Petrochemical plants in Texas could be impacted by changes in air permitting program

EPA, state environmental agency is expected to declare by end of the month, that Texas' air permitting program lacks adequate public participation and transparency. The decision could result in deep and expensive consequences for power plants and petrochemical facilities across the state as it could compel them to apply for new permits. For years, the Texas Legislature and the Texas Commission on Environmental Quality have passed laws and established rules that tend to favor the interests of industry groups, according to environmentalists. The new administration has singled out the Texas air permitting program for review. Al Armendariz, an engineering professor and environmental advocate, has been selected as the new head of the EPA regional headquarters in Dallas.
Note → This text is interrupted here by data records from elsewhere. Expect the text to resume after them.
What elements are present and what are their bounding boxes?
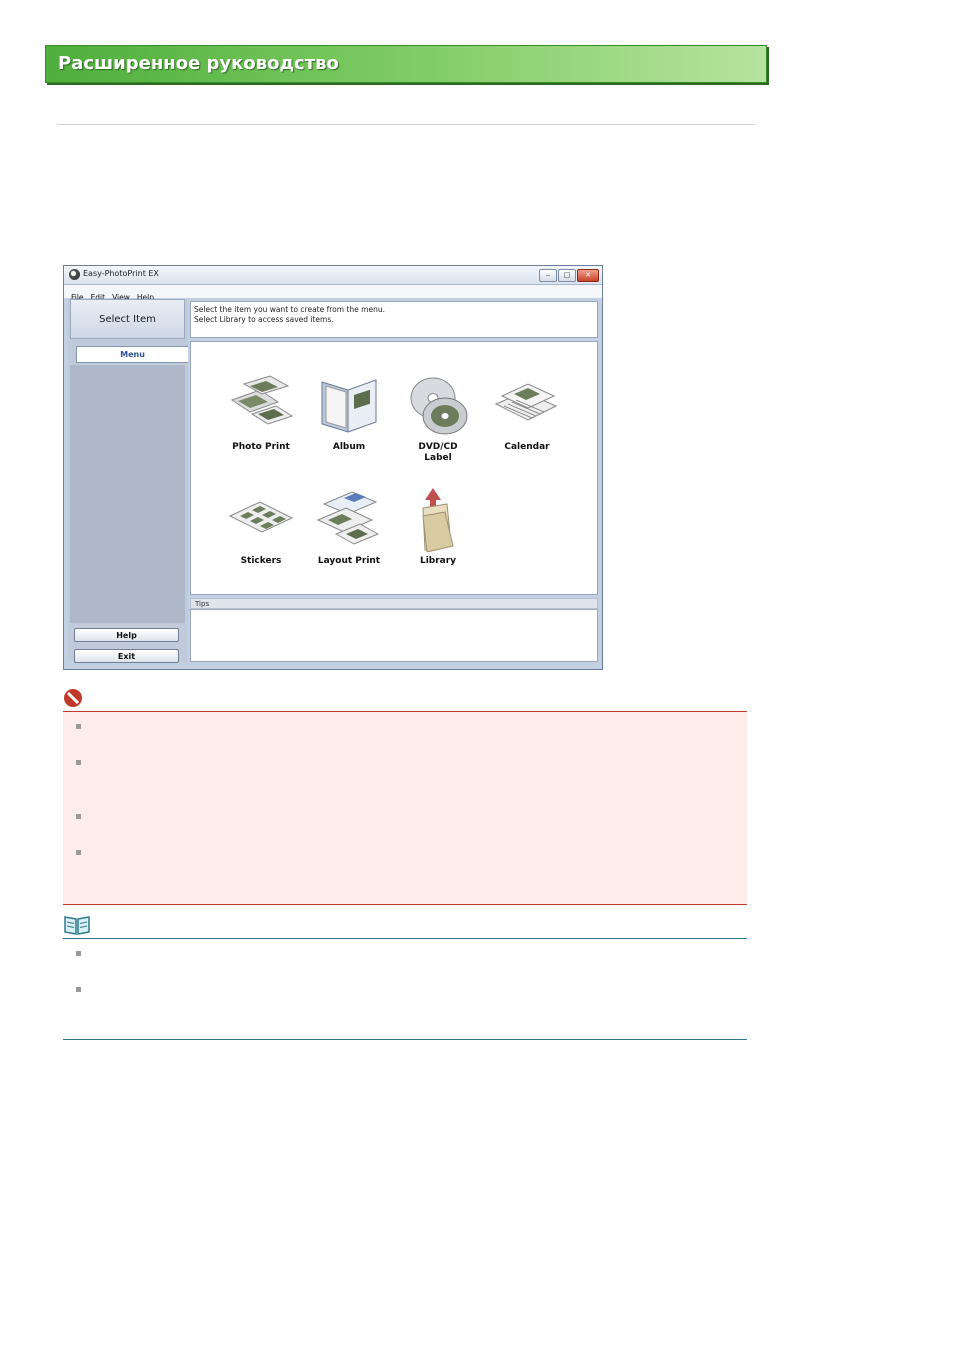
- tips-area: [190, 609, 598, 662]
- item-menu-area: Photo Print Album DVD/CD Label Calendar …: [190, 341, 598, 595]
- bullet: [76, 814, 81, 819]
- library-icon: [403, 486, 473, 553]
- menu-bar: File Edit View Help: [64, 285, 602, 302]
- bullet: [76, 850, 81, 855]
- bullet: [76, 724, 81, 729]
- instruction-panel: Select the item you want to create from …: [190, 301, 598, 338]
- item-label: Library: [419, 556, 457, 566]
- item-label: Calendar: [504, 442, 550, 452]
- item-label: Photo Print: [232, 442, 290, 452]
- photo-print-icon: [226, 372, 296, 438]
- instruction-line: Select the item you want to create from …: [194, 305, 385, 314]
- note-divider: [63, 938, 747, 939]
- minimize-button[interactable]: ‒: [539, 269, 557, 282]
- layout-print-icon: [314, 486, 384, 552]
- sidebar-panel: [70, 365, 185, 623]
- help-button[interactable]: Help: [74, 628, 179, 642]
- caution-box: [63, 711, 747, 905]
- banner-title: Расширенное руководство: [58, 53, 339, 74]
- tab-menu[interactable]: Menu: [76, 346, 188, 363]
- exit-button[interactable]: Exit: [74, 649, 179, 663]
- item-layout-print[interactable]: Layout Print: [309, 486, 389, 567]
- item-label: Stickers: [240, 556, 282, 566]
- divider: [57, 124, 755, 125]
- item-album[interactable]: Album: [309, 372, 389, 453]
- manual-banner: Расширенное руководство: [45, 45, 767, 83]
- bullet: [76, 987, 81, 992]
- note-book-icon: [63, 914, 91, 936]
- instruction-line: Select Library to access saved items.: [194, 315, 334, 324]
- item-library[interactable]: Library: [398, 486, 478, 567]
- app-icon: [69, 269, 80, 280]
- close-button[interactable]: ✕: [577, 269, 599, 282]
- item-label: Album: [332, 442, 366, 452]
- album-icon: [314, 372, 384, 438]
- calendar-icon: [492, 372, 562, 438]
- select-item-heading: Select Item: [70, 299, 185, 339]
- item-photo-print[interactable]: Photo Print: [221, 372, 301, 453]
- title-bar: Easy-PhotoPrint EX ‒ □ ✕: [64, 266, 602, 285]
- item-label: Layout Print: [317, 556, 381, 566]
- note-end-divider: [63, 1039, 747, 1040]
- caution-icon: [63, 688, 83, 708]
- window-title: Easy-PhotoPrint EX: [83, 269, 159, 278]
- bullet: [76, 951, 81, 956]
- stickers-icon: [226, 486, 296, 552]
- item-stickers[interactable]: Stickers: [221, 486, 301, 567]
- bullet: [76, 760, 81, 765]
- item-calendar[interactable]: Calendar: [487, 372, 567, 453]
- sidebar: Select Item Menu Help Exit: [68, 299, 188, 663]
- maximize-button[interactable]: □: [558, 269, 576, 282]
- item-label: DVD/CD Label: [418, 442, 458, 463]
- disc-label-icon: [403, 372, 473, 438]
- tips-header: Tips: [190, 598, 598, 609]
- item-dvd-cd-label[interactable]: DVD/CD Label: [398, 372, 478, 464]
- app-window: Easy-PhotoPrint EX ‒ □ ✕ File Edit View Hel…: [63, 265, 603, 670]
He will oversee Texas, Oklahoma, New Mexico, Arkansas and Louisiana. He has criticized air permitting policy of the Texas commission and the EPA under a former President. He takes over at a time when EPA is proposing to enforce parts of Texas' regulatory process on air permits. In coming weeks, the federal agency is expected to use the Clean Air Act to formally disapprove of public participation and transparency aspects of Texas air permitting. Besides the transparency issues, which concern how notices are posted for permitting matters, EPA has said the state's permitting process gives too much leeway to polluters and has proposed striking down other major parts of the Texas program that it says do not meet federal standards. The Clean Air Act is designed to ensure that businesses operate efficiently and cleanly. States have flexibility in carrying out the act's requirements, but they must adhere to standards of public process, transparency and public health protection. According to the EPA, the act does not allow an undue advantage for one state over another.